Satire Issue: “Think of the Children!” – Meet the Adults who are Legally Sanctioned to Stare At Your Kids’ Genitalia!
- Jacob Witt '21
- May 11, 2021
- 3 min read
The Fairness in Women’s Sports Act is designed to keep sporting cisgendered. It may start going between the legs to make sure.
Maurice Lesterman stands at 6’4, he prefers to go by Moe, and, after a forty-four year period of retirement, he’s back in employment at Kadahochee High School in Kadahochee, Idaho.
Before his retirement, which was taken by request of the school, Maurice Lesterman worked as the school’s football coach from the period of 1983 to 1988. He remembers the time fondly: “It was great stuff. You and your students would all be showering in the locker room, u-undressed. Uh. After every game, even after practice, I’d get to give all my boys a nice ‘extra-low five.’ That’s the athlete’s term for when you go and smack your boys on the rear. I-I mean, when athlete’s touch or, uh, smack each other on the rear. You know, it’s a good, great, good time…When you do that to them. I mean, it’s like a way of saying ‘good job, kid, I am in love with you’ or, uh…I love the sport, too. Love throwing around the pigskin. Baseball! I mean, Golf. I mean, Football. Yeah, Football. ”

The Fairness in Women’s Sports Act, and bills like it, have been making their rounds throughout the United States – with more than two dozen states signing them into place. In the state of Idaho, the Fairness in Women’s Sports Act is in full effect, being passed as House Bill 500. In Florida, all it has left to do is be signed into place by Governor DeSantis, already in support of the bill. In California, candidate for governor Caitlyn Jenner has expressed an interest in imposing such policies, if elected. The bill itself not only works so that an athlete must compete on the sports team that is tied to the gender to which they were assigned at birth, but also sees to it that – if an athlete’s biological sex is disputed – it can be confirmed by, among other things, “…a health examination and consent form…” (https://www.flsenate.gov/Session/Bill/2021/1475/BillText/c1/PDF )

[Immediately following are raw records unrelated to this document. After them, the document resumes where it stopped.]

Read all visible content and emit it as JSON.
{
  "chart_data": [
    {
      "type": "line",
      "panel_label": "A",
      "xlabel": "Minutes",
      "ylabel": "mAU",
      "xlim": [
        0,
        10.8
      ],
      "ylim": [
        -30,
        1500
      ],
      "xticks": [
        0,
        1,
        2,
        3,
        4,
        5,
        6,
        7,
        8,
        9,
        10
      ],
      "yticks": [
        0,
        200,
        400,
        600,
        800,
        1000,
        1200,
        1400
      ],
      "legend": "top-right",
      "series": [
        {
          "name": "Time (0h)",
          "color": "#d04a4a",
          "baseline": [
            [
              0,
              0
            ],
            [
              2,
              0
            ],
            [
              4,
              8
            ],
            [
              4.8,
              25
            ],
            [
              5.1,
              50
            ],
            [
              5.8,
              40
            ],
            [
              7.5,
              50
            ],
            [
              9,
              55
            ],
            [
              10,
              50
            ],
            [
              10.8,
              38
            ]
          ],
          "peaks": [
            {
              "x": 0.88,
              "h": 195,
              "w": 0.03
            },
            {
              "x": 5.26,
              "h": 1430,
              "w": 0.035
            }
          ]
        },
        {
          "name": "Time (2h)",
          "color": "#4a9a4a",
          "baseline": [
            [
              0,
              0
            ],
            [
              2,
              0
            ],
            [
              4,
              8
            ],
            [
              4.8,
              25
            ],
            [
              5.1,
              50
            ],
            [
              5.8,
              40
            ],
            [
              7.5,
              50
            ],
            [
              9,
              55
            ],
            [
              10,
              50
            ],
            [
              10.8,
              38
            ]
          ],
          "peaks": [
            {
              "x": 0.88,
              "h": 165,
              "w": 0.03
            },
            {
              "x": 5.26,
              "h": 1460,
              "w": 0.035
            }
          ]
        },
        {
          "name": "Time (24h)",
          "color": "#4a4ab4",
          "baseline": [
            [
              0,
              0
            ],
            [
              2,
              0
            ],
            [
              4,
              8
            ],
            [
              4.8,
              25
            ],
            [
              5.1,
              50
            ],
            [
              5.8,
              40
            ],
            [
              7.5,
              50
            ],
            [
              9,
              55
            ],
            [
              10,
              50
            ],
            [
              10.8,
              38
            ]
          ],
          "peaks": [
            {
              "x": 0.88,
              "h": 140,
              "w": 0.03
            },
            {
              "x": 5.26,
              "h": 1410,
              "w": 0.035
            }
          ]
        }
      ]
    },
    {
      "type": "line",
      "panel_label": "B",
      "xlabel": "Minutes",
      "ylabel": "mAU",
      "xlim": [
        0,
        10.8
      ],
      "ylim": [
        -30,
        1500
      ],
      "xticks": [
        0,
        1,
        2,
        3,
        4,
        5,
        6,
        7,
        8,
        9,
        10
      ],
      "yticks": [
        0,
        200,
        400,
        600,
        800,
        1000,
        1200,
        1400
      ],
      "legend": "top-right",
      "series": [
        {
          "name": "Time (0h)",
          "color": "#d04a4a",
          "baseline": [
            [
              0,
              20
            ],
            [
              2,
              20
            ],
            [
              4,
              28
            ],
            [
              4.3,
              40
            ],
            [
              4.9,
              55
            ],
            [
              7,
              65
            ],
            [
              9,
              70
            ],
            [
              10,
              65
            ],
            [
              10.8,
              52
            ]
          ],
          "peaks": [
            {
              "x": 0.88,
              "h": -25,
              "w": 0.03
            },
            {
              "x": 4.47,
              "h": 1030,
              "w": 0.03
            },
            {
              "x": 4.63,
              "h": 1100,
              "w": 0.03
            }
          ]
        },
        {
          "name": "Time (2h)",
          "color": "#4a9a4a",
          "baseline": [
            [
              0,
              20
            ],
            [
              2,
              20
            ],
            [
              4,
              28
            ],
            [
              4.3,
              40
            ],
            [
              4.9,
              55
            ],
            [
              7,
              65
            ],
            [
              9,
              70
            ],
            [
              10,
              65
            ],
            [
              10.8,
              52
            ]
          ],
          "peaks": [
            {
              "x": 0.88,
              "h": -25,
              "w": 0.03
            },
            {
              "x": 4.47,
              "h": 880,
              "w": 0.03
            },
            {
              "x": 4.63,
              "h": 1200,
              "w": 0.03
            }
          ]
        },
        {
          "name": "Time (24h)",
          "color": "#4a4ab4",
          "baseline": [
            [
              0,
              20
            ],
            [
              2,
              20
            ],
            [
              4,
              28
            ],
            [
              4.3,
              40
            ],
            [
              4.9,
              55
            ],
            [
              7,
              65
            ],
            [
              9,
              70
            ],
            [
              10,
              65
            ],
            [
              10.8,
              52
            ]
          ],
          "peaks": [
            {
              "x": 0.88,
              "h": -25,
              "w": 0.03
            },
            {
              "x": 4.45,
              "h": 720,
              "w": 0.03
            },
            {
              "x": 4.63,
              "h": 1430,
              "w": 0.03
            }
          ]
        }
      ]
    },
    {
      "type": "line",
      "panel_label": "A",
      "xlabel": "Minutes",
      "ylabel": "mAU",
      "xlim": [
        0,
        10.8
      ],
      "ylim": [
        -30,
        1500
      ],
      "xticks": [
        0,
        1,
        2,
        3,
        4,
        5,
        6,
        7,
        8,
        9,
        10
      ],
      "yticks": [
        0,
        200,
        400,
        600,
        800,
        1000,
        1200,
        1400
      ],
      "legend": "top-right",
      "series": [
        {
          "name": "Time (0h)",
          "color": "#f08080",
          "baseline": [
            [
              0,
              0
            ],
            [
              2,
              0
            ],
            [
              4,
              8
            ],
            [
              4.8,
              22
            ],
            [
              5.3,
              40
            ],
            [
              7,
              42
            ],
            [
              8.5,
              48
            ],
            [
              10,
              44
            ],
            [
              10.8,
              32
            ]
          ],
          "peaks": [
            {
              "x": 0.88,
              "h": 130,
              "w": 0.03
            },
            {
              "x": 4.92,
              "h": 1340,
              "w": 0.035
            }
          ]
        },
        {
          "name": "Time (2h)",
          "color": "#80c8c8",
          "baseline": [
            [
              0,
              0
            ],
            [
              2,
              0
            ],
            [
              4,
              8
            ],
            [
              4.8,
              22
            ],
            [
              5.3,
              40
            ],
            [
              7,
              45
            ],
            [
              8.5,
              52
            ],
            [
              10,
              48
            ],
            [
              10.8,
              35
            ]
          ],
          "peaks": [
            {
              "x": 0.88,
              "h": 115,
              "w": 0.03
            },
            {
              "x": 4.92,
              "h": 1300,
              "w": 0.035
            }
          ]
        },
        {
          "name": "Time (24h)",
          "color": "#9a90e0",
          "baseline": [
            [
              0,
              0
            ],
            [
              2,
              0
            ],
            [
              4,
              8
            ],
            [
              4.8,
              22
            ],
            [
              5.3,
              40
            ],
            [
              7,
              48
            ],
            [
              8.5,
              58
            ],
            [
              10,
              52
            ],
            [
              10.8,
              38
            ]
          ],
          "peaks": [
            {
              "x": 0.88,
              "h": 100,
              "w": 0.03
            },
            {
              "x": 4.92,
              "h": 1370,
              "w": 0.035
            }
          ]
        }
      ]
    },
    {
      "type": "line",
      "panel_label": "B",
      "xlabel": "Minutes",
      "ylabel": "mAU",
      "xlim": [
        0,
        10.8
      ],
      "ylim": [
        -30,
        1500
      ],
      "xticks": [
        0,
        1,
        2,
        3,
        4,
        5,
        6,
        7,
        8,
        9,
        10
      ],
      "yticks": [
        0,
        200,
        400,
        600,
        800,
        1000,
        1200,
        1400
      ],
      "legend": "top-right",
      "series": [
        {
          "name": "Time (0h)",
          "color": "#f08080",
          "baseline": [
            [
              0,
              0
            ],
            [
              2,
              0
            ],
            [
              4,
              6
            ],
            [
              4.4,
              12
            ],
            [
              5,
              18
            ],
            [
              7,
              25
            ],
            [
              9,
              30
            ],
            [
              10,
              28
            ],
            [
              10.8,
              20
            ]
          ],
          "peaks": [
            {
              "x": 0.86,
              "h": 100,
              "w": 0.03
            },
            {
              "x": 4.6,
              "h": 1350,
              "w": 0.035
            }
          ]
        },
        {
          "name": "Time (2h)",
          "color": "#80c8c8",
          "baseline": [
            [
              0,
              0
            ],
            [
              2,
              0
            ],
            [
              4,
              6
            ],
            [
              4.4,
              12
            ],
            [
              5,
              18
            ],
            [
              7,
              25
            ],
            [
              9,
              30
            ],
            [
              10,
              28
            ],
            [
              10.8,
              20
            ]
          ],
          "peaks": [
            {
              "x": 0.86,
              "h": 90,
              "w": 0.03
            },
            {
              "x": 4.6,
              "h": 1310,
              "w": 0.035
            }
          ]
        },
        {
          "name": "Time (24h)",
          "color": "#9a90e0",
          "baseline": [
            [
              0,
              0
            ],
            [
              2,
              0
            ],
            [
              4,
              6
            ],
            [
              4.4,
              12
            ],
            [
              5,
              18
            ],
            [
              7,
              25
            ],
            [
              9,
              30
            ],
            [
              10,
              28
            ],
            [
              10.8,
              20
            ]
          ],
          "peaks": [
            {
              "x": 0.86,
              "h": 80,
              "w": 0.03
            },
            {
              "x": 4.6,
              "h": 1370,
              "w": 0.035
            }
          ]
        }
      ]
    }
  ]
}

Enter Maurice Lesterman’s new job at Kadahochee – health examiner, colloquially referred to as “Inspector Genitals.” His job is simple – he has a small office, more so a desk and a chair, in the school nurse’s office and, when it does become necessary, athletes are sent to him with a consent form and the health examiner “checks” them. “It’s a great job for me,” Lesterman says. “I’m – I mean, I was – a tennis coach. Part of that kind of thing, coaching, is really being vigilant about a child’s body. Evaluating them and stuff. Now I-I’m just evaluating somewhere very specific…a-and I’m allowed to do it, too. I’m allowed to do it. It’s normal now. The school is letting me do it.”
When asked for confirmation that Coach Lesterman was, in fact, wholly permitted to inspect the genitalia of the school’s student athletes, Principal Damien Ullard was quick to confirm it was the case, saying, “Yes, we are allowing Coach Moe Lesterman to inspect the genitalia of our students for everybody’s safety and benefit. House Bill 500 is very important in protecting the fairness of women’s sports. Some may be uncomfortable with the government making policies which essentially say gender is tied to sex, citing concerns that it may have a maleffect on the mental wellbeing of trans youth. Others simply may not like that their child has to sacrifice a profound degree of privacy for the sake of pursuing a career in athletics. What matters the most though is that I am willing to make this sacrifice, as a school principal there is something I must always put before the wellbeing and comfort of my students and that is the quality of our sportsmanship on the field.”